A HOT system is ‘robust’ in the sense that the system can provide reliable behaviour in the face of unreliable internal components and expected environmental perturbations. But a HOT system is also ‘fragile’ in the sense that it exhibits a hyper-sensitivity to unexpected environmental conditions or design flaws with this sensitivity being inherently linked to the robustness structures of the system itself (1).
This vulnerability has strong implications for the human operator when he or she is expected to intervene in response to the failure of system as in HOT systems operator intervention will be in response to epistemic failures (2) of the system rather than random failures of components. If this is the case then for HOT systems traditional skill and rule based training for operators may simply be missing the point as when a HOT system fails, its failure will be because of un-anticipated causes or unique environmental conditions demanding a knowledge rather than rule or skill based response.
A BEA study (BEA 2009) of aircrew responses to thirteen separate unreliable airspeed incidents offers a case in point. In the majority of the cases crews, while identifying an unreliable airspeed event, did not automatically respond with the ‘canned’ procedure. So what were they doing? I believe they recognised (perhaps only unconsciously) that the situation was unprecedented and were applying their experience and knowledge to think through the problem they faced.
The problem of course is that one of the (unstated) objectives of automation is to reduce the skill levels and experience required of operators.So we appear to have entered into a vicious spiral were HOT system failures require high levels of operator knowledge and associated problem solving skills, but at the same time allowing lesser skilled and experienced operators to use the system.

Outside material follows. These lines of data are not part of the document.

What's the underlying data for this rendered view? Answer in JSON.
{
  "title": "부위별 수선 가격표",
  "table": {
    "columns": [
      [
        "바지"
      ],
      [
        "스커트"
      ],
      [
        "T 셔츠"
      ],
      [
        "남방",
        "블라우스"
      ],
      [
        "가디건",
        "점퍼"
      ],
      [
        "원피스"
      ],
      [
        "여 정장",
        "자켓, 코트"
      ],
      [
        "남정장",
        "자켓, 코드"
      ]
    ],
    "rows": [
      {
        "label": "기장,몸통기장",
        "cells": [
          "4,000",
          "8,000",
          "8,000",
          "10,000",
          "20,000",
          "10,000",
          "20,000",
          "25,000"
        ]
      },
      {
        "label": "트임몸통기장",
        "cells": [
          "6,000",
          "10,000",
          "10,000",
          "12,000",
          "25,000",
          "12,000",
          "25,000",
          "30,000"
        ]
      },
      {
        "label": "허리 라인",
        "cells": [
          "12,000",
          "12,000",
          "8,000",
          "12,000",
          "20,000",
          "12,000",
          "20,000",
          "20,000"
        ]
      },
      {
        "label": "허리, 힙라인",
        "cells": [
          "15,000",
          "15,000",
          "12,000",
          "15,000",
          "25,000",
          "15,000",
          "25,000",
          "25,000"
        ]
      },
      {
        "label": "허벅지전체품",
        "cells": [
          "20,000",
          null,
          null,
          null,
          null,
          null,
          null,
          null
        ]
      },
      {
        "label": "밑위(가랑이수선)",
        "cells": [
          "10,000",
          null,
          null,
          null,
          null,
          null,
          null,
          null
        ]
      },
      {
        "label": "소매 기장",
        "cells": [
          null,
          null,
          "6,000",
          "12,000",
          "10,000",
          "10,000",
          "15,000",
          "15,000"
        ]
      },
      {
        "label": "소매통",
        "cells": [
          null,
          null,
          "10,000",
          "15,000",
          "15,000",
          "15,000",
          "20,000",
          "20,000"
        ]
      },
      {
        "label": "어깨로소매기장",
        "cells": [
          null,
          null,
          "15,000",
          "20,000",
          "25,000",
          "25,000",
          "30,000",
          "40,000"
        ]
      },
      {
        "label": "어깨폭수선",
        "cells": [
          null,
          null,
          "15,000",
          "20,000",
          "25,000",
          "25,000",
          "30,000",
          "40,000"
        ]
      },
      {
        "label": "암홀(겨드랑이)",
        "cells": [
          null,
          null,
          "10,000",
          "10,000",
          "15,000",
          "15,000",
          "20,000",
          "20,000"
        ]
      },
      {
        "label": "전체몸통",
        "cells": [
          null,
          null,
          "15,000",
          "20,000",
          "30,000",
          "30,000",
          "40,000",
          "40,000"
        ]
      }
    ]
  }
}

Perhaps it is time to re-imagine the role of the operator in highly automated robust systems.
1. This is closely aligned to the observation that in modern systems the cause of accidents is no longer ‘component failure’ but by the interaction of components (Leveson 1995).
2. Such failures may be due to design flaws and unanticipated changes in the assumed operating environment.
Carlson, J.M., Doyle, J., Complexity and Robustness, Proc. of the National Academy of Sciences, 19 February, 2002, vol. 99 suppl. 1 pg 2545.
BEA, Interim report no. 2, on the accident on 1st June 2009, to the Airbus A330-203, registered F-GZCP, operated by Air France flight AF 447 Rio de Janeiro – Paris, Report Number f-cp090601ae2, November 2009.
Leveson, N.G., Safeware: System Safety and Computers, Addison-Wesley Pub., 1995.